- Stefan Karadzhovo
- Coordinates: 42°13′00″N 26°50′00″E﻿ / ﻿42.2167°N 26.8333°E
- Country: Bulgaria
- Province: Yambol
- Community: Bolyarovo

Area
- • Total: 47,234 km^{2} (18,237 sq mi)
- Elevation: 230 m (750 ft)

Population
- • Total: 492
- Time zone: UTC+2 (EET)
- • Summer (DST): UTC+3 (EEST)
- Post code: 8725
- Area code: 04742

= Stefan Karadzhovo =

Stefan Karadzhovo (Стефан Караджово) is a village in Yambol Province, south Bulgaria.

== Geography ==
Stefan Karadzhovo is located at 40 km from Yambol, 11 km away from Bolyarovo and 65 km from Burgas. The village is situate on the skate of the Strandzha mountain.

== History ==
One of the legends for the village is that it was founded by farmers near to Krastavyat kladenets (mangy well).

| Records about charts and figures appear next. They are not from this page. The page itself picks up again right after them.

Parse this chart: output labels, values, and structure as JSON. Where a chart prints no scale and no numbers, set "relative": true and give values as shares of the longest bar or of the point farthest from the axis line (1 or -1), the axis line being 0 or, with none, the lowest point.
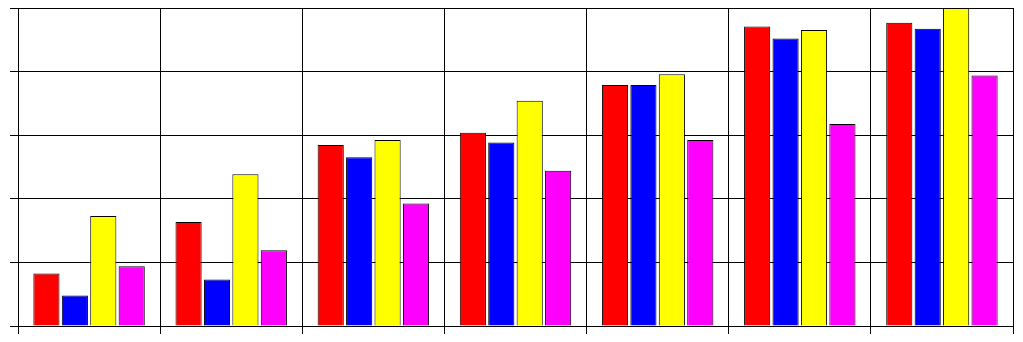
{
  "chart_data": {
    "type": "bar",
    "relative": true,
    "grid": true,
    "legend": false,
    "categories": [
      null,
      null,
      null,
      null,
      null,
      null,
      null
    ],
    "series": [
      {
        "color": "#ff0000",
        "values": [
          0.165,
          0.327,
          0.569,
          0.608,
          0.758,
          0.942,
          0.954
        ]
      },
      {
        "color": "#0000ff",
        "values": [
          0.096,
          0.146,
          0.531,
          0.577,
          0.758,
          0.904,
          0.935
        ]
      },
      {
        "color": "#ffff00",
        "values": [
          0.346,
          0.477,
          0.585,
          0.708,
          0.792,
          0.931,
          1
        ]
      },
      {
        "color": "#ff00ff",
        "values": [
          0.188,
          0.238,
          0.385,
          0.488,
          0.585,
          0.635,
          0.788
        ]
      }
    ]
  }
}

The old name of the village was Ichme. In 1763 was built the Orthodox church "Uspenie bogorodichno", which is among the oldest churches in Yambol Province.

== Cultural and natural attractions ==
- House of Stefan Karadzha

== Personalities ==
- Stefan Karadzha (1840-1868) - Bulgarian revolutionary

==Honours==
Stefan Karadzha Peak on Graham Land, Antarctica is named after the village.